$$\begin{pmatrix} p\\ n\end{pmatrix}=\frac{p!}{n!(p-n)!} = \frac{p(p-1)(p - 2) \dots (p-(n-1))}{n!}$$
I was reviewing and going over the binomial theorem. While doing that, I came across this binomial coefficient and began to feel confused about how it simplifies to the result on the right-hand side.
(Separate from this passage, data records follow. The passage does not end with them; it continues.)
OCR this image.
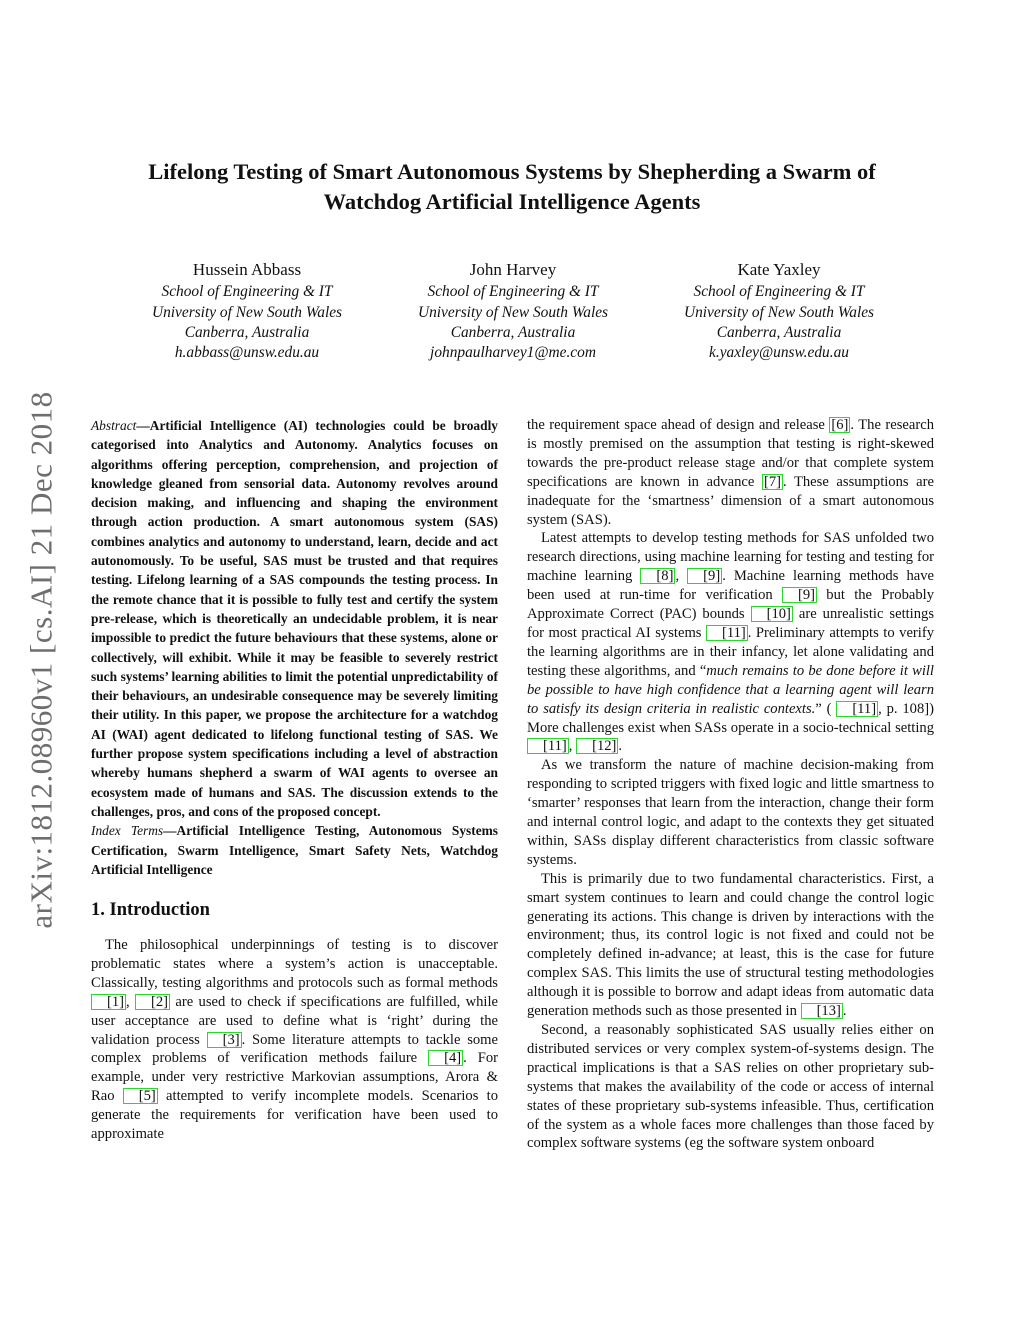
arXiv:1812.08960v1 [cs.AI] 21 Dec 2018
Lifelong Testing of Smart Autonomous Systems by Shepherding a Swarm of
Watchdog Artificial Intelligence Agents
Hussein Abbass
School of Engineering & IT
University of New South Wales
Canberra, Australia
h.abbass@unsw.edu.au
John Harvey
School of Engineering & IT
University of New South Wales
Canberra, Australia
johnpaulharvey1@me.com
Kate Yaxley
School of Engineering & IT
University of New South Wales
Canberra, Australia
k.yaxley@unsw.edu.au

Abstract—Artificial Intelligence (AI) technologies could be broadly categorised into Analytics and Autonomy. Analytics focuses on algorithms offering perception, comprehension, and projection of knowledge gleaned from sensorial data. Autonomy revolves around decision making, and influencing and shaping the environment through action production. A smart autonomous system (SAS) combines analytics and autonomy to understand, learn, decide and act autonomously. To be useful, SAS must be trusted and that requires testing. Lifelong learning of a SAS compounds the testing process. In the remote chance that it is possible to fully test and certify the system pre-release, which is theoretically an undecidable problem, it is near impossible to predict the future behaviours that these systems, alone or collectively, will exhibit. While it may be feasible to severely restrict such systems’ learning abilities to limit the potential unpredictability of their behaviours, an undesirable consequence may be severely limiting their utility. In this paper, we propose the architecture for a watchdog AI (WAI) agent dedicated to lifelong functional testing of SAS. We further propose system specifications including a level of abstraction whereby humans shepherd a swarm of WAI agents to oversee an ecosystem made of humans and SAS. The discussion extends to the challenges, pros, and cons of the proposed concept.

Index Terms—Artificial Intelligence Testing, Autonomous Systems Certification, Swarm Intelligence, Smart Safety Nets, Watchdog Artificial Intelligence

1. Introduction

The philosophical underpinnings of testing is to discover problematic states where a system’s action is unacceptable. Classically, testing algorithms and protocols such as formal methods [1] , [2] are used to check if specifications are fulfilled, while user acceptance are used to define what is ‘right’ during the validation process [3] . Some literature attempts to tackle some complex problems of verification methods failure [4] . For example, under very restrictive Markovian assumptions, Arora & Rao [5] attempted to verify incomplete models. Scenarios to generate the requirements for verification have been used to approximate

the requirement space ahead of design and release [6] . The research is mostly premised on the assumption that testing is right-skewed towards the pre-product release stage and/or that complete system specifications are known in advance [7] . These assumptions are inadequate for the ‘smartness’ dimension of a smart autonomous system (SAS).

Latest attempts to develop testing methods for SAS unfolded two research directions, using machine learning for testing and testing for machine learning [8] , [9] . Machine learning methods have been used at run-time for verification [9] but the Probably Approximate Correct (PAC) bounds [10] are unrealistic settings for most practical AI systems [11] . Preliminary attempts to verify the learning algorithms are in their infancy, let alone validating and testing these algorithms, and “much remains to be done before it will be possible to have high confidence that a learning agent will learn to satisfy its design criteria in realistic contexts.” ( [11] , p. 108]) More challenges exist when SASs operate in a socio-technical setting [11] , [12] .

As we transform the nature of machine decision-making from responding to scripted triggers with fixed logic and little smartness to ‘smarter’ responses that learn from the interaction, change their form and internal control logic, and adapt to the contexts they get situated within, SASs display different characteristics from classic software systems.

This is primarily due to two fundamental characteristics. First, a smart system continues to learn and could change the control logic generating its actions. This change is driven by interactions with the environment; thus, its control logic is not fixed and could not be completely defined in-advance; at least, this is the case for future complex SAS. This limits the use of structural testing methodologies although it is possible to borrow and adapt ideas from automatic data generation methods such as those presented in [13] .

Second, a reasonably sophisticated SAS usually relies either on distributed services or very complex system-of-systems design. The practical implications is that a SAS relies on other proprietary sub-systems that makes the availability of the code or access of internal states of these proprietary sub-systems infeasible. Thus, certification of the system as a whole faces more challenges than those faced by complex software systems (eg the software system onboard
What is the process behind this simplification?
On
See, leaving out the n! in the denominator for now
$$\begin{split}\frac{p!}{(p-n)!}&=\frac{p*(p-1)*(p-2)*...*(p-n+1)*(p-n)*(p-n-1)*...*2*1}{(p-n)*(p-n-1)*...*2*1}\\ &=p*(p-1)*(p-2)*...*(p-(n-2))*(p-(n-1))\end{split}$$
Divide by the original n! to achieve
$$\frac{p*(p-1)*(p-2)*...*(p-(n-2))*(p-(n-1))}{n!}$$
Basically, it truncates p! to the first p - (p-(n-1)) + 1 terms
Simplify $p !$ with $(p - n)!:$ $$\frac{p!}{(p-n)!} = \frac{(p - n)! (p - n + 1) \dots (p - 1) p}{(p - n)!} = (p - n + 1) \dots (p - 1) p,$$ which yields the result.